Everyone soon knew who George Lucas was. With its wide appeal, Star Wars was an instant hit, an immediate touchstone for obsessive fans. People waited for tickets in lines that wrapped around city blocks. On opening day, one of the movie’s producers was making the usual promotional rounds on the morning TV circuit and afternoon radio call-in shows. One enthusiastic listener called in and was “talking about the movie in really deep detail,” producer Gary Kurtz recalled to the L.A. Times in 2011. “I said, ‘You know a lot abut the film.’ He said, ‘Yeah, yeah, I’ve seen it four times already.’ ”
George Lucas, then 33, was vacationing in Hawaii when Star Wars premiered. He told the L.A. Times on June 5, 1977: “I think this movie will break even.” In fact, box-office records were immediately set in every theater that screened the movie. Star Wars grossed $2.89 million—in its first week alone.
Even the critics loved Star Wars. The New York Times’ Vincent Canby called it “fun and funny” in his 1977 review. (Never a pushover, Canby also wrote, “The story of Star Wars could be written on the head of a pin and still leave room for the Bible.”) Time magazine immediately recognized Star Wars as a national pop-culture lodestar, calling it the best movie of the year for an intended May 29, 1977, cover story, back when a Time magazine cover story had cultural currency and reach. (At the last minute, the ascension of Israeli Prime Minister Menachem Begin kicked George Lucas off the cover.) Time called Star Wars “a remarkable confection: a subliminal history of the movies, wrapped in a riveting tale of suspense and adventure, ornamented with some of the most ingenious special effects ever contrived for film.”

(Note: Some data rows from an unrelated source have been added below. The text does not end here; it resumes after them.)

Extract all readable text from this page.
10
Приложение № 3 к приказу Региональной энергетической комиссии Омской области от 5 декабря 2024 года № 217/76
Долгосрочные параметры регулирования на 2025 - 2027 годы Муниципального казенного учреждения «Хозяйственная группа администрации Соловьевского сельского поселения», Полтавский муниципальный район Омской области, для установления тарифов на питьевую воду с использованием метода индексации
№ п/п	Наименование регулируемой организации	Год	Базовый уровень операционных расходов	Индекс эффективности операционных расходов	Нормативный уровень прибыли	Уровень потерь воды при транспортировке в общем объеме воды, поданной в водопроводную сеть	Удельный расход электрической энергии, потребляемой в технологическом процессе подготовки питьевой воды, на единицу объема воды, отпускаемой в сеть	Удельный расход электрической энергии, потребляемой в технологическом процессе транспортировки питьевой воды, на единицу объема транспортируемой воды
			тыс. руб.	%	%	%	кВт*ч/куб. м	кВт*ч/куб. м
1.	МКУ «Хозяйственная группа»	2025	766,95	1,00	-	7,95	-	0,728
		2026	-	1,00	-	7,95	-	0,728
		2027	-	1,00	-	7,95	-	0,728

“It’s the flotsam and jetsam from the period when I was twelve years old,” Lucas explained to Time. “All the books and films and comics that I liked when I was a child. The plot is simple —good against evil—and the film is designed to be all the fun things and fantasy things I remember.”
(Time magazine also quaintly referred to the movie’s likable robots as “Artoo Detoo” and “Threepio.”)
Lucas vowed he would not direct another Star Wars film, saying he had made a prototype for other directors to follow. He went on, of course, to direct four more chapters of the epic.
Star Wars was expected to be knocked off screens during the summer of 1977 by more sure-fire hits like A Bridge Too Far, The Deep, and The Exorcist II: The Heretic. Instead, it played in more than 1,000 theaters at its peak that summer. Star Wars was nominated for 11 Academy Awards and won seven, though notably, the Oscars were mostly for technical categories like visual effects, film editing, and production design. (The Academy did allow Lucas a best director nod, but wasn’t prepared to award him the golden prize. That went to Annie Hall director Woody Allen.)
Today Star Wars is the number two all-time box office hit, with $1.5 billion in adjusted-for-inflation dollars (behind Gone With the Wind). Proving the power behind the Force, the most recent entrant to the franchise, last year’s stand-alone Rogue One, took in $1 billion worldwide. If there is one thing certain about The Last Jedi, it will be a box-office megahit, and everyone will know the name of its directors and stars.